The next 10 years saw brave and enterprising people rebuild the "Paris of the East" brick by brick. Human effort on a colossal scale; the triumph of hope over experience. There was also $5bn (£2.6bn) of foreign investment. Lebanon once more became the R&R centre of the Middle East: Westerners weekended in Dubai, Arabs in Beirut.

Political healing accompanied the economic reconstruction. It is only last year that President Bush himself walked out on to the White House lawn with the Lebanese leader and hailed the "Cedar Revolution". Democracy revitalised.

Gone, all gone. In four weeks the full might of Israel has achieved a comprehensive destruction to rival that of 18 years of civil war. The Lebanese economy had been heading for a record year. Exports were up 100 per cent in the first five months of 2005, and GDP was growing at more than 5 per cent. Now, the economic infrastructure is in ruins. The government estimates that 95 per cent of all bridges in the country have been destroyed. The recently completed motorway network is mere rubble. In trying to find the needle, the Israelis have burnt the haystack.

Not surprisingly, the Association of Lebanese Industrialists is reporting a complete shutdown by manufacturing industry. At least 45 factories have been hit by Israeli air strikes, and many multinational businesses have been damaged, including the Danone plant and Procter & Gamble's warehouse in Beirut. The Minister for Industry estimates 65 per cent of productive capacity has been destroyed.

Other aspects of the economy are just as depressing. Tourism was 12 per cent of GDP, and growing fast. The 135-mile coastline had seen a string of new developments financed by foreign investment. Visitor numbers were up 53 per cent in the first five months. Last week, the pro-bombing Spectator published a cartoon of the Lebanese beaches and a tourist wearing a T-shirt: "Club Mad".

It is perhaps surprising, given the extent of what is going on, that the Lebanese banking system seems still to be functioning. True, it was sound to begin with, with $11bn in foreign exchange reserves, and 70 per cent of deposits in dollars.
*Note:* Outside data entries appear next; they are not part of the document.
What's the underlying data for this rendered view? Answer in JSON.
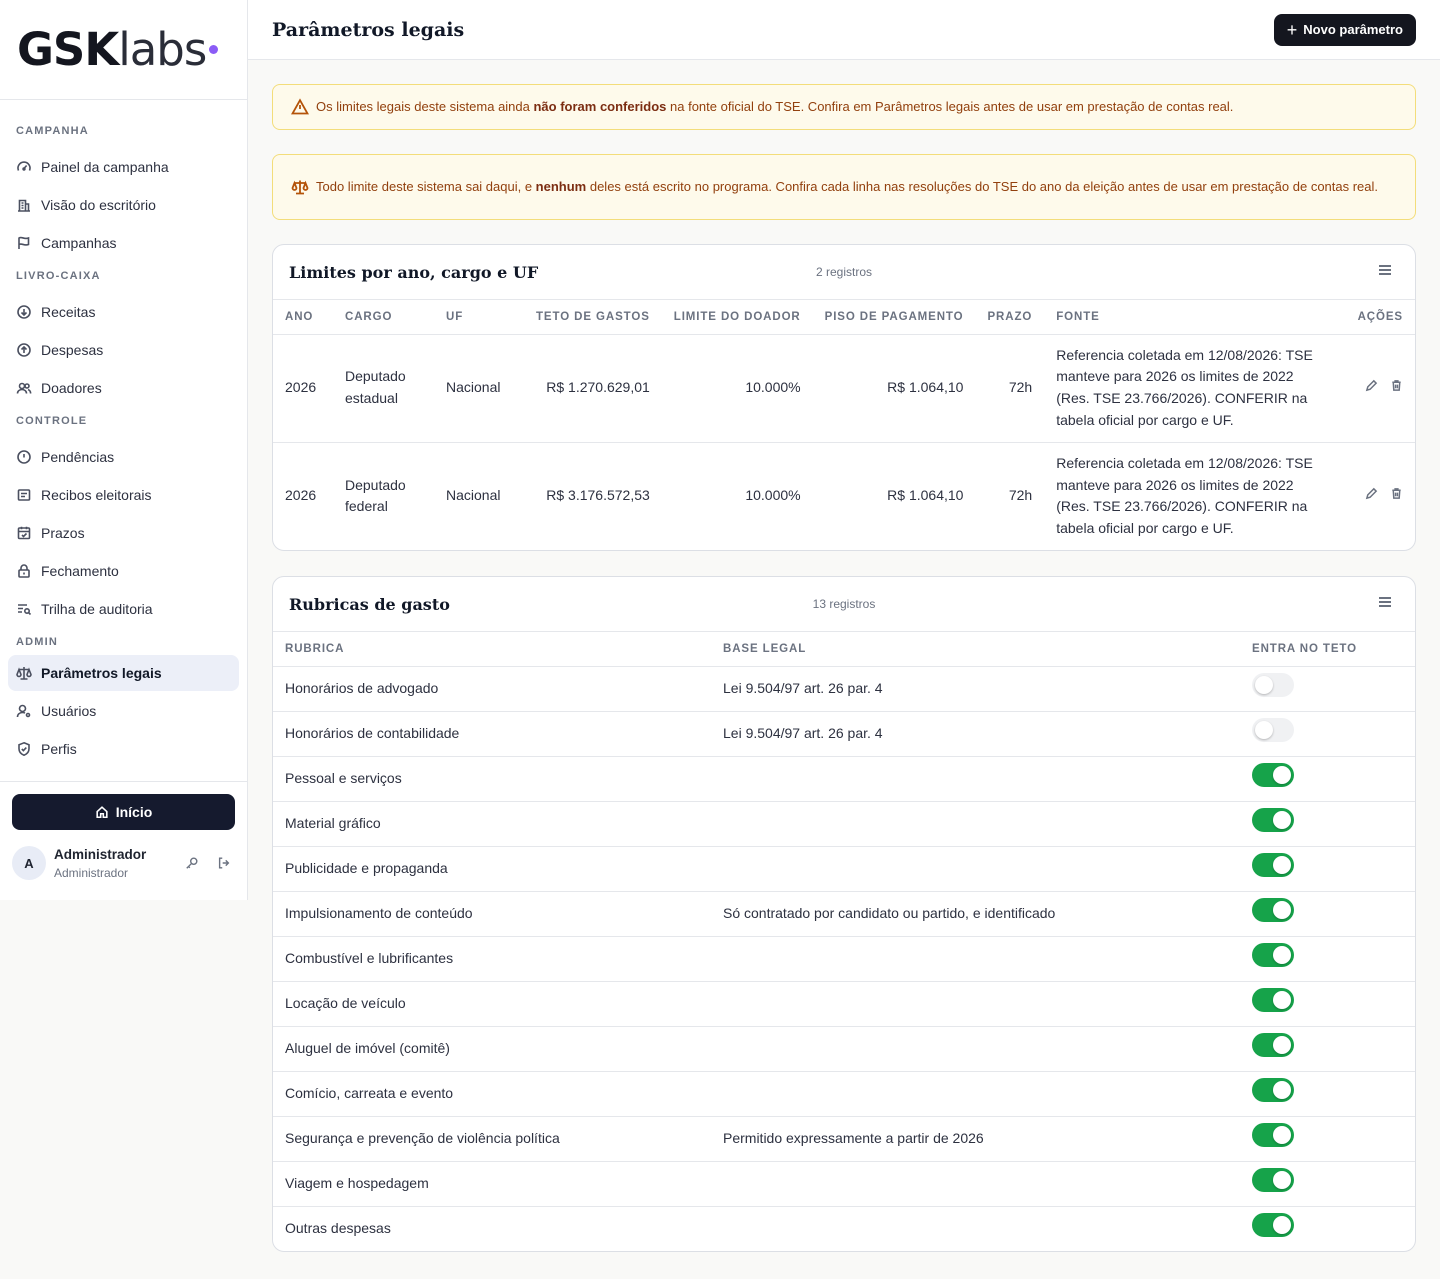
{
  "brand": {
    "bold": "GSK",
    "light": "labs"
  },
  "colors": {
    "accent": "#8b5cf6",
    "primary_dark": "#151a2e",
    "toggle_on": "#16a34a",
    "warning_bg": "#fefaeb"
  },
  "sidebar": {
    "sections": [
      {
        "title": "CAMPANHA",
        "items": [
          {
            "label": "Painel da campanha",
            "icon": "gauge-icon"
          },
          {
            "label": "Visão do escritório",
            "icon": "building-icon"
          },
          {
            "label": "Campanhas",
            "icon": "flag-icon"
          }
        ]
      },
      {
        "title": "LIVRO-CAIXA",
        "items": [
          {
            "label": "Receitas",
            "icon": "arrow-down-circle-icon"
          },
          {
            "label": "Despesas",
            "icon": "arrow-up-circle-icon"
          },
          {
            "label": "Doadores",
            "icon": "users-icon"
          }
        ]
      },
      {
        "title": "CONTROLE",
        "items": [
          {
            "label": "Pendências",
            "icon": "alert-circle-icon"
          },
          {
            "label": "Recibos eleitorais",
            "icon": "receipt-icon"
          },
          {
            "label": "Prazos",
            "icon": "calendar-check-icon"
          },
          {
            "label": "Fechamento",
            "icon": "lock-icon"
          },
          {
            "label": "Trilha de auditoria",
            "icon": "list-search-icon"
          }
        ]
      },
      {
        "title": "ADMIN",
        "items": [
          {
            "label": "Parâmetros legais",
            "icon": "scale-icon",
            "active": true
          },
          {
            "label": "Usuários",
            "icon": "user-cog-icon"
          },
          {
            "label": "Perfis",
            "icon": "shield-check-icon"
          }
        ]
      }
    ],
    "home_label": "Início",
    "user": {
      "initial": "A",
      "name": "Administrador",
      "role": "Administrador"
    }
  },
  "header": {
    "title": "Parâmetros legais",
    "new_button": "Novo parâmetro"
  },
  "alerts": {
    "first": {
      "pre": "Os limites legais deste sistema ainda ",
      "bold": "não foram conferidos",
      "post": " na fonte oficial do TSE. Confira em Parâmetros legais antes de usar em prestação de contas real."
    },
    "second": {
      "pre": "Todo limite deste sistema sai daqui, e ",
      "bold": "nenhum",
      "post": " deles está escrito no programa. Confira cada linha nas resoluções do TSE do ano da eleição antes de usar em prestação de contas real."
    }
  },
  "limits": {
    "title": "Limites por ano, cargo e UF",
    "count": "2 registros",
    "columns": [
      "ANO",
      "CARGO",
      "UF",
      "TETO DE GASTOS",
      "LIMITE DO DOADOR",
      "PISO DE PAGAMENTO",
      "PRAZO",
      "FONTE",
      "AÇÕES"
    ],
    "rows": [
      {
        "ano": "2026",
        "cargo": "Deputado estadual",
        "uf": "Nacional",
        "teto": "R$ 1.270.629,01",
        "limite": "10.000%",
        "piso": "R$ 1.064,10",
        "prazo": "72h",
        "fonte": "Referencia coletada em 12/08/2026: TSE manteve para 2026 os limites de 2022 (Res. TSE 23.766/2026). CONFERIR na tabela oficial por cargo e UF."
      },
      {
        "ano": "2026",
        "cargo": "Deputado federal",
        "uf": "Nacional",
        "teto": "R$ 3.176.572,53",
        "limite": "10.000%",
        "piso": "R$ 1.064,10",
        "prazo": "72h",
        "fonte": "Referencia coletada em 12/08/2026: TSE manteve para 2026 os limites de 2022 (Res. TSE 23.766/2026). CONFERIR na tabela oficial por cargo e UF."
      }
    ]
  },
  "rubricas": {
    "title": "Rubricas de gasto",
    "count": "13 registros",
    "columns": [
      "RUBRICA",
      "BASE LEGAL",
      "ENTRA NO TETO"
    ],
    "rows": [
      {
        "rubrica": "Honorários de advogado",
        "base": "Lei 9.504/97 art. 26 par. 4",
        "teto": false
      },
      {
        "rubrica": "Honorários de contabilidade",
        "base": "Lei 9.504/97 art. 26 par. 4",
        "teto": false
      },
      {
        "rubrica": "Pessoal e serviços",
        "base": "",
        "teto": true
      },
      {
        "rubrica": "Material gráfico",
        "base": "",
        "teto": true
      },
      {
        "rubrica": "Publicidade e propaganda",
        "base": "",
        "teto": true
      },
      {
        "rubrica": "Impulsionamento de conteúdo",
        "base": "Só contratado por candidato ou partido, e identificado",
        "teto": true
      },
      {
        "rubrica": "Combustível e lubrificantes",
        "base": "",
        "teto": true
      },
      {
        "rubrica": "Locação de veículo",
        "base": "",
        "teto": true
      },
      {
        "rubrica": "Aluguel de imóvel (comitê)",
        "base": "",
        "teto": true
      },
      {
        "rubrica": "Comício, carreata e evento",
        "base": "",
        "teto": true
      },
      {
        "rubrica": "Segurança e prevenção de violência política",
        "base": "Permitido expressamente a partir de 2026",
        "teto": true
      },
      {
        "rubrica": "Viagem e hospedagem",
        "base": "",
        "teto": true
      },
      {
        "rubrica": "Outras despesas",
        "base": "",
        "teto": true
      }
    ]
  }
}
But not surprisingly, with one in four of the population without a home, there was a run on the banks, forcing the central bank to limit withdrawals to just $1,000. At present, Saudi and Kuwaiti charitable guarantees are holding the financial system together.
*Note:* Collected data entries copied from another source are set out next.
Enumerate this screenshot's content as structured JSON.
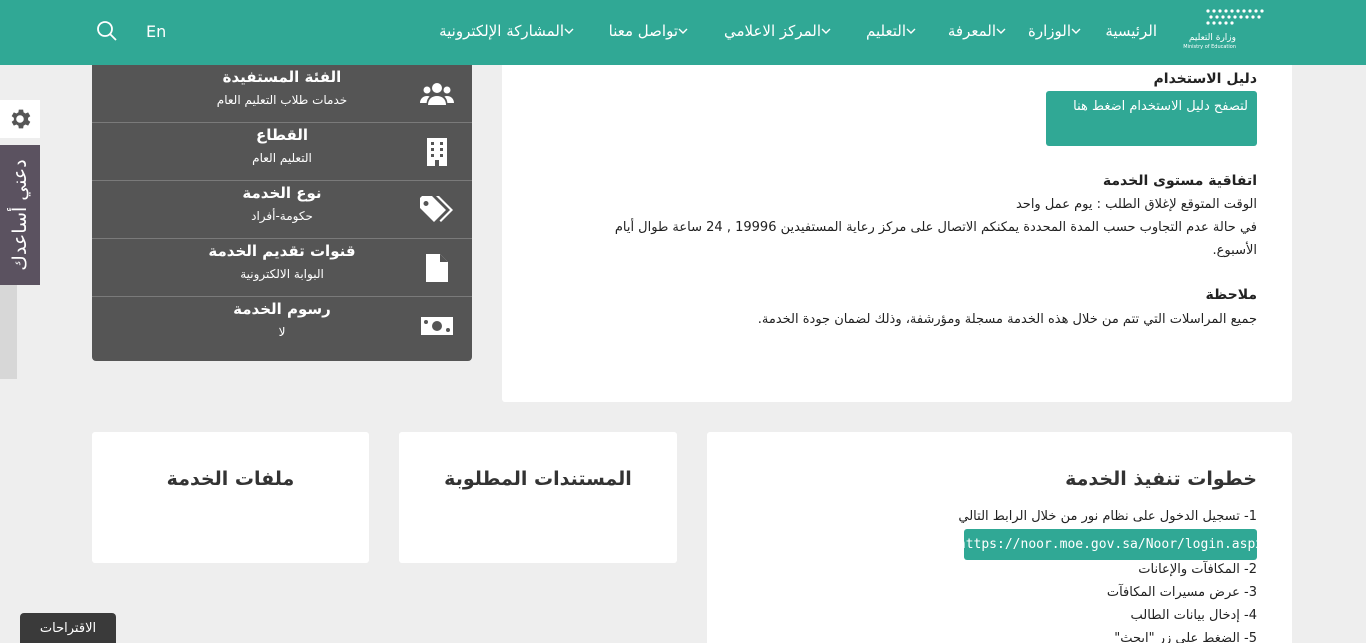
{
  "header": {
    "logo_text": "وزارة التعليم Ministry of Education",
    "nav": [
      {
        "label": "الرئيسية"
      },
      {
        "label": "الوزارة"
      },
      {
        "label": "المعرفة"
      },
      {
        "label": "التعليم"
      },
      {
        "label": "المركز الاعلامي"
      },
      {
        "label": "تواصل معنا"
      },
      {
        "label": "المشاركة الإلكترونية"
      }
    ],
    "lang": "En",
    "search_icon": "search-icon"
  },
  "helper": {
    "label": "دعني أساعدك",
    "gear_icon": "gear-icon"
  },
  "info": [
    {
      "title": "الفئة المستفيدة",
      "value": "خدمات طلاب التعليم العام",
      "icon": "users-icon"
    },
    {
      "title": "القطاع",
      "value": "التعليم العام",
      "icon": "building-icon"
    },
    {
      "title": "نوع الخدمة",
      "value": "حكومة-أفراد",
      "icon": "tags-icon"
    },
    {
      "title": "قنوات تقديم الخدمة",
      "value": "البوابة الالكترونية",
      "icon": "file-icon"
    },
    {
      "title": "رسوم الخدمة",
      "value": "لا",
      "icon": "money-icon"
    }
  ],
  "main": {
    "guide_title": "دليل الاستخدام",
    "guide_button": "لتصفح دليل الاستخدام اضغط هنا",
    "sla_title": "اتفاقية مستوى الخدمة",
    "sla_line1": "الوقت المتوقع لإغلاق الطلب : يوم عمل واحد",
    "sla_line2": "في حالة عدم التجاوب حسب المدة المحددة يمكنكم الاتصال على مركز رعاية المستفيدين 19996 , 24 ساعة طوال أيام الأسبوع.",
    "note_title": "ملاحظة",
    "note_text": "جميع المراسلات التي تتم من خلال هذه الخدمة مسجلة ومؤرشفة، وذلك لضمان جودة الخدمة."
  },
  "steps": {
    "title": "خطوات تنفيذ الخدمة",
    "step1": "1- تسجيل الدخول على نظام نور من خلال الرابط التالي",
    "link": "https://noor.moe.gov.sa/Noor/login.aspx",
    "step2": "2- المكافآت والإعانات",
    "step3": "3- عرض مسيرات المكافآت",
    "step4": "4- إدخال بيانات الطالب",
    "step5": "5- الضغط على زر \"ابحث\""
  },
  "docs_title": "المستندات المطلوبة",
  "files_title": "ملفات الخدمة",
  "suggest_label": "الاقتراحات"
}
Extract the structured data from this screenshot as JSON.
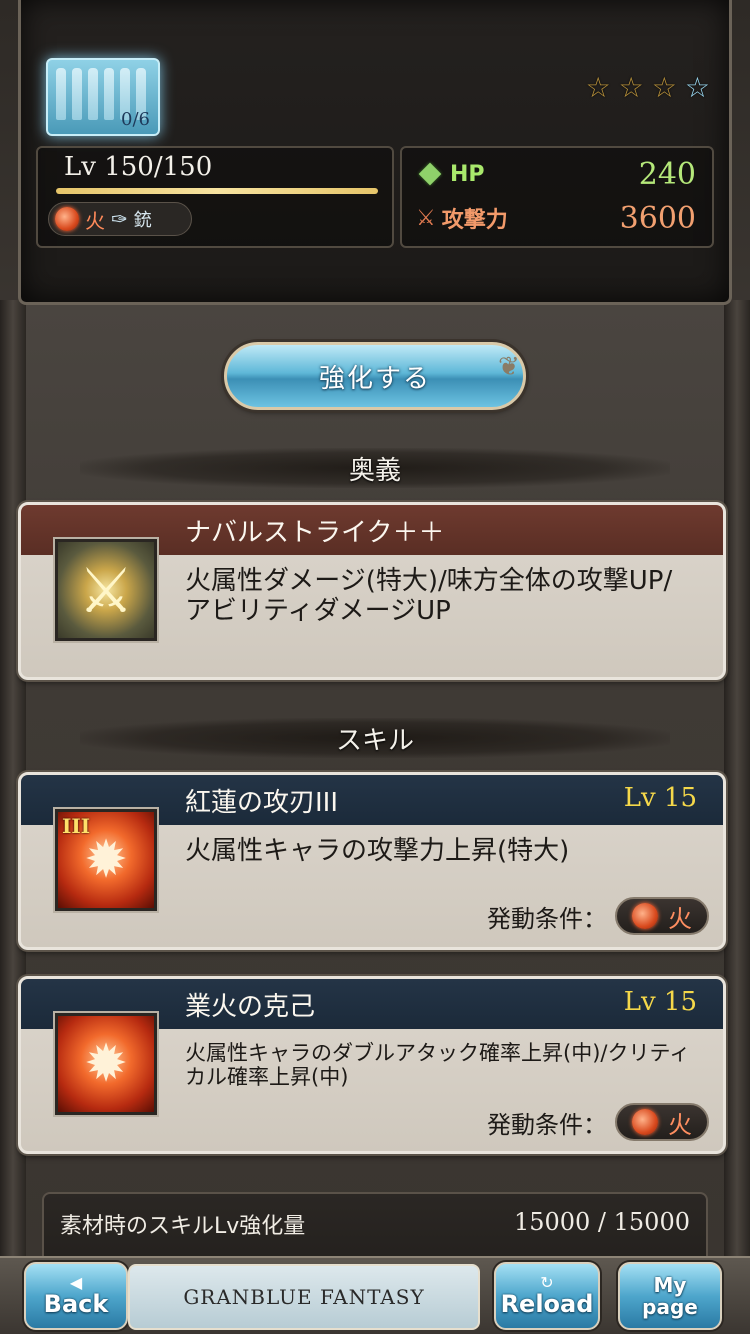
{
  "header": {
    "uncap_count": "0/6",
    "stars": [
      "☆",
      "☆",
      "☆",
      "☆"
    ],
    "level": "Lv 150/150",
    "element_label": "火",
    "weapon_type_label": "銃",
    "hp_label": "HP",
    "hp_value": "240",
    "atk_label": "攻撃力",
    "atk_value": "3600"
  },
  "upgrade_button": "強化する",
  "ougi_section": {
    "header": "奥義",
    "name": "ナバルストライク＋＋",
    "description": "火属性ダメージ(特大)/味方全体の攻撃UP/アビリティダメージUP"
  },
  "skill_section": {
    "header": "スキル",
    "skills": [
      {
        "name": "紅蓮の攻刃III",
        "level": "Lv 15",
        "description": "火属性キャラの攻撃力上昇(特大)",
        "condition_label": "発動条件：",
        "condition_value": "火",
        "icon_tag": "III"
      },
      {
        "name": "業火の克己",
        "level": "Lv 15",
        "description": "火属性キャラのダブルアタック確率上昇(中)/クリティカル確率上昇(中)",
        "condition_label": "発動条件：",
        "condition_value": "火"
      }
    ]
  },
  "material": {
    "label": "素材時のスキルLv強化量",
    "value": "15000 / 15000"
  },
  "bottom_nav": {
    "back": "Back",
    "logo": "GRANBLUE FANTASY",
    "reload": "Reload",
    "mypage": "My page"
  },
  "colors": {
    "accent_blue": "#5fb8d8",
    "fire": "#d94a1e",
    "hp_green": "#a9e86c",
    "atk_orange": "#f29a6a",
    "skill_lv_gold": "#f5d84a"
  }
}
In the short term there is a real danger that basic systems simply will no longer hold, and hundreds of thousands more lives will be put at risk. The crucial element appears to be fuel. Gasoline on the black market in Beirut is selling at a 100 per cent mark-up on already inflated prices. In the south it can reach $100 a gallon. What's left of the hospital service is close to shutdown as the energy crisis bites.

All the Lebanese I have spoken to in recent weeks have been surprisingly optimistic. Provided the short-term humanitarian crisis is avoided, they were confident that they would simply rebuild their economy from scratch again. Their Blitz spirit is awe-inspiring.
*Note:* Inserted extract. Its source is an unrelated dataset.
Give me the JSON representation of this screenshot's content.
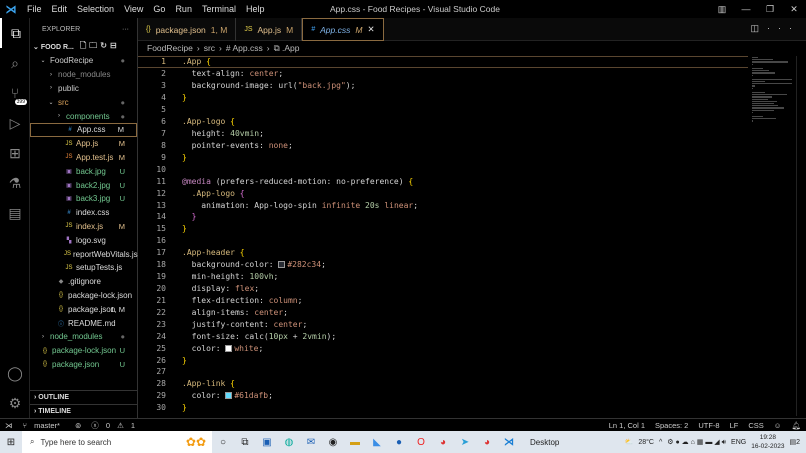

The long-term effects outside of Lebanon are less inspiring. Remember the special place the country holds in the hearts of all those weekending Arabs. It is difficult to see what the Israeli offensive will achieve politically or militarily. For Condoleezza Rice to describe it as "the birth pangs of a new Middle East" seems risible. Unless, that is, she is referring to an economic effect - a Middle East in which the US will never do business again.